For a book that’s just been praised for casting aside the cliches of its format, the nearly two-year time jump in chapter 102 is a classic Shonen trope and one that’s been employed in “The Promised Neverland” before too, but not to such an extreme as this. At the end of the last chapter, main character Emma reminded us that they have a strict time limit in which to free the residents of the various nurseries as well as bring down the demonic overlords that are rearing human children for food. Jumping so far forward at this point in the story, therefore, definitely ratchets up the tension, but has also skipped over a lot of story potential.
It’s appropriate that this latest chapter of “The Promised Neverland” is the featured story in this week’s “Weekly Shonen Jump,” seeing as it’s such a significant moment for the series. As is fairly standard with time jumps, we’re teased and fed information about what we’ve missed in the past, but we don’t spend much time in flashback before we’re back in the present which, if anything, is a mixture of powerfully optimistic and hopelessly bleak. The majority of the chapter is set in a medieval-esque demon town, complete with a bustling marketplace and dozens of demon townspeople. The difference with this marketplace is that it’s filled with a ghastly array of human meat.

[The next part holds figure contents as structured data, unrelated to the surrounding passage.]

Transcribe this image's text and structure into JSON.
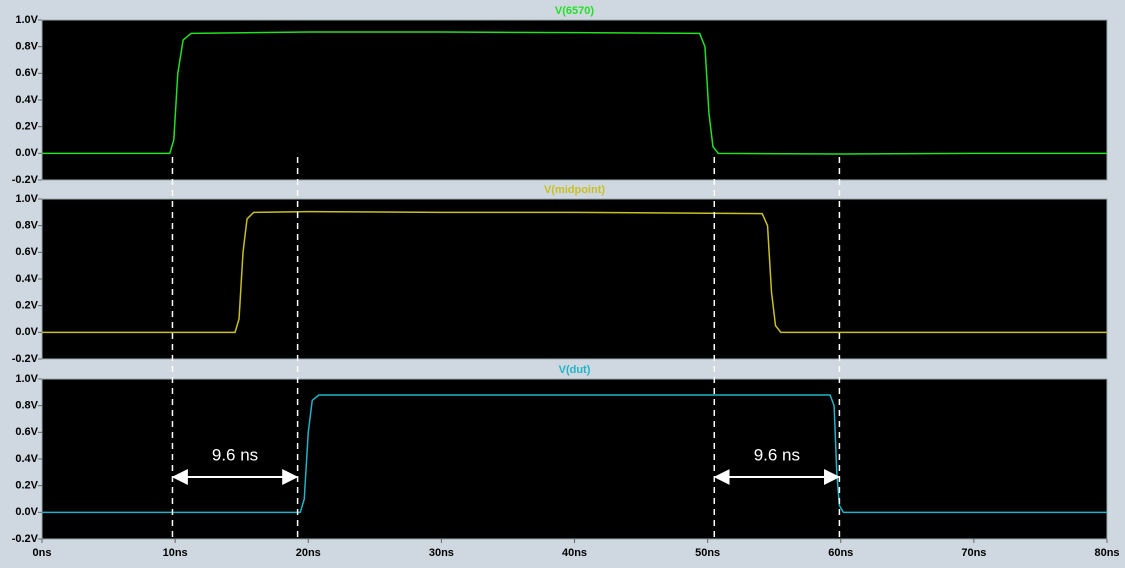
{
  "chart_data": [
    {
      "type": "line",
      "title": "V(6570)",
      "color": "#22e022",
      "x": [
        0,
        9.6,
        9.9,
        10.2,
        10.6,
        11.2,
        20,
        30,
        40,
        49.4,
        49.8,
        50.1,
        50.4,
        50.8,
        60,
        70,
        80
      ],
      "values": [
        0,
        0,
        0.1,
        0.6,
        0.85,
        0.9,
        0.91,
        0.91,
        0.905,
        0.9,
        0.8,
        0.3,
        0.05,
        0,
        -0.005,
        0,
        0
      ],
      "xlim": [
        0,
        80
      ],
      "ylim": [
        -0.2,
        1.0
      ],
      "yticks": [
        {
          "value": -0.2,
          "label": "-0.2V"
        },
        {
          "value": 0,
          "label": "0.0V"
        },
        {
          "value": 0.2,
          "label": "0.2V"
        },
        {
          "value": 0.4,
          "label": "0.4V"
        },
        {
          "value": 0.6,
          "label": "0.6V"
        },
        {
          "value": 0.8,
          "label": "0.8V"
        },
        {
          "value": 1.0,
          "label": "1.0V"
        }
      ]
    },
    {
      "type": "line",
      "title": "V(midpoint)",
      "color": "#c8c020",
      "x": [
        0,
        14.5,
        14.8,
        15.1,
        15.4,
        15.9,
        20,
        30,
        40,
        54.1,
        54.5,
        54.8,
        55.1,
        55.5,
        60,
        70,
        80
      ],
      "values": [
        0,
        0,
        0.1,
        0.6,
        0.85,
        0.9,
        0.905,
        0.9,
        0.9,
        0.89,
        0.8,
        0.3,
        0.05,
        0,
        0,
        0,
        0
      ],
      "xlim": [
        0,
        80
      ],
      "ylim": [
        -0.2,
        1.0
      ],
      "yticks": [
        {
          "value": -0.2,
          "label": "-0.2V"
        },
        {
          "value": 0,
          "label": "0.0V"
        },
        {
          "value": 0.2,
          "label": "0.2V"
        },
        {
          "value": 0.4,
          "label": "0.4V"
        },
        {
          "value": 0.6,
          "label": "0.6V"
        },
        {
          "value": 0.8,
          "label": "0.8V"
        },
        {
          "value": 1.0,
          "label": "1.0V"
        }
      ]
    },
    {
      "type": "line",
      "title": "V(dut)",
      "color": "#20b4c8",
      "x": [
        0,
        19.4,
        19.7,
        20,
        20.3,
        20.8,
        30,
        40,
        50,
        59.2,
        59.5,
        59.7,
        59.9,
        60.2,
        70,
        80
      ],
      "values": [
        0,
        0,
        0.1,
        0.6,
        0.84,
        0.88,
        0.88,
        0.88,
        0.88,
        0.88,
        0.8,
        0.3,
        0.05,
        0,
        0,
        0
      ],
      "xlim": [
        0,
        80
      ],
      "ylim": [
        -0.2,
        1.0
      ],
      "yticks": [
        {
          "value": -0.2,
          "label": "-0.2V"
        },
        {
          "value": 0,
          "label": "0.0V"
        },
        {
          "value": 0.2,
          "label": "0.2V"
        },
        {
          "value": 0.4,
          "label": "0.4V"
        },
        {
          "value": 0.6,
          "label": "0.6V"
        },
        {
          "value": 0.8,
          "label": "0.8V"
        },
        {
          "value": 1.0,
          "label": "1.0V"
        }
      ],
      "xticks": [
        {
          "value": 0,
          "label": "0ns"
        },
        {
          "value": 10,
          "label": "10ns"
        },
        {
          "value": 20,
          "label": "20ns"
        },
        {
          "value": 30,
          "label": "30ns"
        },
        {
          "value": 40,
          "label": "40ns"
        },
        {
          "value": 50,
          "label": "50ns"
        },
        {
          "value": 60,
          "label": "60ns"
        },
        {
          "value": 70,
          "label": "70ns"
        },
        {
          "value": 80,
          "label": "80ns"
        }
      ],
      "annotations": [
        {
          "x1": 9.8,
          "x2": 19.2,
          "label": "9.6 ns"
        },
        {
          "x1": 50.5,
          "x2": 59.9,
          "label": "9.6 ns"
        }
      ]
    }
  ]
}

Jars of different sizes filled with various body parts, backbones hanging from string over the canopies of friendly market stalls, dried organs on display in baskets on the side of the public walkways, it’s a grim realization that Emma and her gang of escapees haven’t changed anything about their world, and the mixture of macabre and mundane in this demon town makes the salvation of humanity seem even further away. It’s in Demizu’s portrayal of the heroes, however, in which we find the optimism and hope.
The year and a half we’ve missed out on has been filled, we’re told, with laborious and methodical searching of the surrounding area for the land seen in Emma’s vision, the Temple with the golden water that will lead them closer to the status-quo shift their species needs. When we finally see Emma, Ray and the others, it’s revealed that we’ve actually been watching them throughout the chapter, in disguise behind enemy lines within the demon marketplace. The unveiling of these older versions of the characters we’ve gotten used to is so successful thanks to Demizu’s art. Emma has lost that twee, wide-eyed look that used to be at odds with the hardened interior, but instead she’s got a world-weary edge to her looks in which we really feel the time difference.
It’s the same with all the characters, who are all given a re-introduction of sorts at the tail end of the chapter. Demizu has always managed to portray a wide range of ages within “The Promised Neverland,” but here that skill is elevated to the next level. By illustrating the passage of time so well, we get a greater sense of the impact that this world has had upon the children of Gracie Fields, and we can really see the childhood that they’ve been deprived of within their aged faces. Demizu also gets the opportunity to flex their skills by depicting the twisted, weirdly angular demons once again, and within their most unnatural of natural habitats to boot.
By employing such a drastic time-jump, “The Promised Neverland” is able to take a number of narrative shortcuts. Not only can it move the discovery of the Temple closer without sacrificing the cost it took to find it, but it can ratchet up the tension by moving the characters and the reader that much nearer to the literal deadline facing their actions. It’s not without its risks, however, and while a lot of those risks – not seeing the progression of the characters, for example – is mitigated by Demizu’s expressive art, you can’t help but wonder what adventures we’ve missed out on, and what world we now find ourselves in. The more we see of this world, the more we’ll know if this time-jump worked, therefore when it comes to the success of this experiment, it seems that only time will tell.
Final Verdict: 7.8 – A major leap forward in time changes everything yet again, but at what cost?